The torment of precautions often exceeds the dangers to be avoided. It is sometimes better to abandon one’s self to destiny. ~Napoleon Bonaparte
It is the deliberate pain that I enjoy the most. There is something inexplicably erotic about allowing someone to hurt you especially when the person hurting you knows what they are doing is close to or at your limit. I have pain so sexualized in my brain, so eroticized that it morphs into amazing pleasure as it absorbs into my body. I am amazedat times at my true desire to feel pain, to experience humiliation and to submit with everything inside of myself. I have stopped asking why. I’ll never know. I don’t even really care any more. People far smarter that I am can’t figure it out, I won’t try. It is what it is as Richard would say.

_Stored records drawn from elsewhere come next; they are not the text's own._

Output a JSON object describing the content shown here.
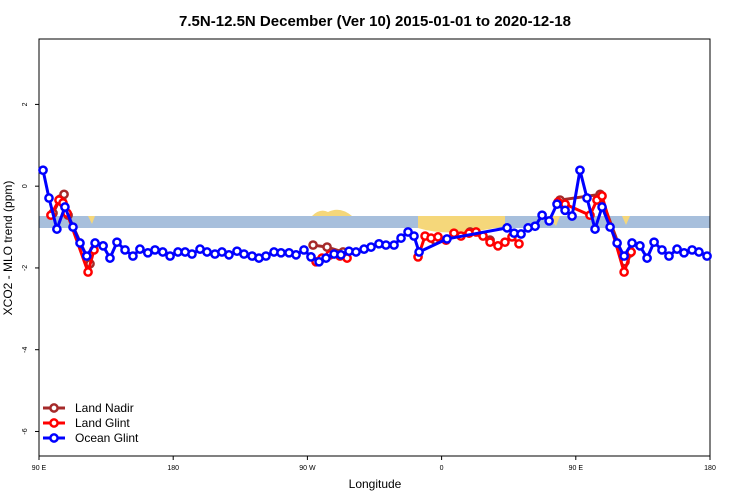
{
  "chart_data": {
    "type": "line",
    "title": "7.5N-12.5N December (Ver 10)   2015-01-01 to 2020-12-18",
    "xlabel": "Longitude",
    "ylabel": "XCO2 - MLO trend (ppm)",
    "xlim": [
      90,
      540
    ],
    "xticks": [
      {
        "value": 90,
        "label": "90 E"
      },
      {
        "value": 180,
        "label": "180"
      },
      {
        "value": 270,
        "label": "90 W"
      },
      {
        "value": 360,
        "label": "0"
      },
      {
        "value": 450,
        "label": "90 E"
      },
      {
        "value": 540,
        "label": "180"
      }
    ],
    "ylim": [
      -6.6,
      3.6
    ],
    "yticks": [
      -6,
      -4,
      -2,
      0,
      2
    ],
    "legend": "bottom-left",
    "series": [
      {
        "name": "Land Nadir",
        "color": "#a52a2a",
        "x": [
          99.4,
          104.1,
          106.8,
          109.5,
          124.2,
          null,
          273.8,
          283.2,
          293.9,
          null,
          355.6,
          379.1,
          392.5,
          null,
          439.4,
          466.3,
          483.0,
          486.4
        ],
        "values": [
          -0.66,
          -0.32,
          -0.2,
          -0.71,
          -1.9,
          null,
          -1.44,
          -1.49,
          -1.61,
          null,
          -1.32,
          -1.12,
          -1.32,
          null,
          -0.34,
          -0.2,
          -1.85,
          -1.63
        ]
      },
      {
        "name": "Land Glint",
        "color": "#ff0000",
        "x": [
          98.0,
          103.4,
          106.1,
          108.8,
          122.9,
          126.9,
          null,
          275.8,
          279.8,
          285.2,
          291.9,
          296.6,
          null,
          344.2,
          348.9,
          352.9,
          357.6,
          363.0,
          368.3,
          373.0,
          378.4,
          383.1,
          387.8,
          392.5,
          397.8,
          402.5,
          407.2,
          411.9,
          null,
          438.1,
          442.8,
          459.5,
          464.2,
          467.6,
          482.4,
          487.1
        ],
        "values": [
          -0.71,
          -0.34,
          -0.41,
          -0.66,
          -2.1,
          -1.56,
          null,
          -1.85,
          -1.76,
          -1.68,
          -1.71,
          -1.76,
          null,
          -1.73,
          -1.22,
          -1.27,
          -1.24,
          -1.32,
          -1.15,
          -1.22,
          -1.15,
          -1.12,
          -1.22,
          -1.37,
          -1.46,
          -1.37,
          -1.24,
          -1.41,
          null,
          -0.39,
          -0.44,
          -0.71,
          -0.34,
          -0.24,
          -2.1,
          -1.61
        ]
      },
      {
        "name": "Ocean Glint",
        "color": "#0000ff",
        "x": [
          92.7,
          96.7,
          102.0,
          107.4,
          112.8,
          117.5,
          122.0,
          127.6,
          133.0,
          137.6,
          142.3,
          147.7,
          153.0,
          157.7,
          163.0,
          167.8,
          173.0,
          177.9,
          183.2,
          188.0,
          192.6,
          198.0,
          202.7,
          208.0,
          212.7,
          217.4,
          222.8,
          227.5,
          232.9,
          237.5,
          242.2,
          247.6,
          252.3,
          257.7,
          262.4,
          267.7,
          272.4,
          277.8,
          282.5,
          287.9,
          292.5,
          297.9,
          302.6,
          308.0,
          312.7,
          318.0,
          322.7,
          328.1,
          332.8,
          337.5,
          341.5,
          344.9,
          363.6,
          403.9,
          408.6,
          413.3,
          418.0,
          422.7,
          427.4,
          432.1,
          437.4,
          442.8,
          447.5,
          452.8,
          457.5,
          462.9,
          467.6,
          473.0,
          477.7,
          482.4,
          487.7,
          493.0,
          497.8,
          502.5,
          507.8,
          512.5,
          517.9,
          522.6,
          528.0,
          532.6,
          538.0
        ],
        "values": [
          0.39,
          -0.29,
          -1.05,
          -0.51,
          -1.0,
          -1.39,
          -1.71,
          -1.39,
          -1.46,
          -1.76,
          -1.37,
          -1.56,
          -1.71,
          -1.54,
          -1.63,
          -1.56,
          -1.61,
          -1.71,
          -1.61,
          -1.61,
          -1.66,
          -1.54,
          -1.61,
          -1.66,
          -1.61,
          -1.68,
          -1.59,
          -1.66,
          -1.71,
          -1.76,
          -1.71,
          -1.61,
          -1.63,
          -1.63,
          -1.68,
          -1.56,
          -1.73,
          -1.85,
          -1.76,
          -1.66,
          -1.68,
          -1.59,
          -1.61,
          -1.54,
          -1.49,
          -1.41,
          -1.44,
          -1.44,
          -1.27,
          -1.12,
          -1.22,
          -1.61,
          -1.29,
          -1.02,
          -1.15,
          -1.17,
          -1.02,
          -0.98,
          -0.71,
          -0.85,
          -0.44,
          -0.59,
          -0.73,
          0.39,
          -0.29,
          -1.05,
          -0.51,
          -1.0,
          -1.39,
          -1.71,
          -1.39,
          -1.46,
          -1.76,
          -1.37,
          -1.56,
          -1.71,
          -1.54,
          -1.63,
          -1.56,
          -1.61,
          -1.71
        ]
      }
    ]
  }
}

When I say ‘deliberate’ pain I am focusing on the type of pain that gives you two choices. The first is allowing yourself to sink blissfully away into deep subspace never to be heard from again….at least until it is over. Or pulling everything it takes from around you and inside of you to take the pain as it is given. To feel it raw. Both have drawbacks and advantages. The other day I was sitting on the floor in one of Richard’s spare bedrooms. This particular room has an amazing brass bed to which he had me tied to. Not tied across…but tied to. He had me sit on my bottom on the floor in front of the bed. I still had wrist and ankle restraints on from earlier in the day, leaving these on he spread my legs and looped rope through each restraint. Using the ropes he tied a leg to each leg of the bed and a wrist to each of the higher bedposts. It was an uncomfortable position but nothing I couldn’t tolerate. He sat beside me on the floor and toyed with me until I could barely stand it. He has these utility clips that are nothing short of nipple torture devices and when he removed them from the bag I felt dizzy knowing what was coming. As I watched him he ran a rope through the metal links attached to them and secured the rope to the brass bed in front of me. Pushing me forward a bit he pulled the tight skin right beside my nipple and attached the clamp to that skin. He did the same thing on the other breast. The pain was incredible. It was the hot type of pain that you almost need to wipe away or move away from. The kind that hurts you behind your eyes until your body adjusts to it. They were tight and felt as if they were clawing into my soft skin. They pulled and twisted harder than the cruelest hand ever could and I found I could not look away. He watched my reaction. He knew the agony I was in and he loved it. It was deliberate and methodical and amazing.
Subspace was not an option on this day. His words kept me in the here and now his touch kept me achingly on the brink of release and need. I felt a cool blade on my back and knew he had the knife. I felt it glide across my skin, heard the almost metallic sound of metal against flesh. He whispered that one day he was going to put it inside me. He sat behind me and ran the knife over each nipple…the pain of the clips punishing me as I instinctively drew away from the blade. Sitting up having to be aware of every shift of my body made drifting away impossible. He knew that. He touched the point of the blade to each of my nipples and I heard my own soft moans in my ears. As I watched him hurt me my body ached with desire and longing for it to continue. I am in love with the fact that he wants to hurt me, that he can. The fact there is danger and intense heat in every touch he offers me and in every look he gives me. There is a look a man gets when he is hurting you and loving it. I can’t explain it and probably wouldn’t even if I could. It is what it is.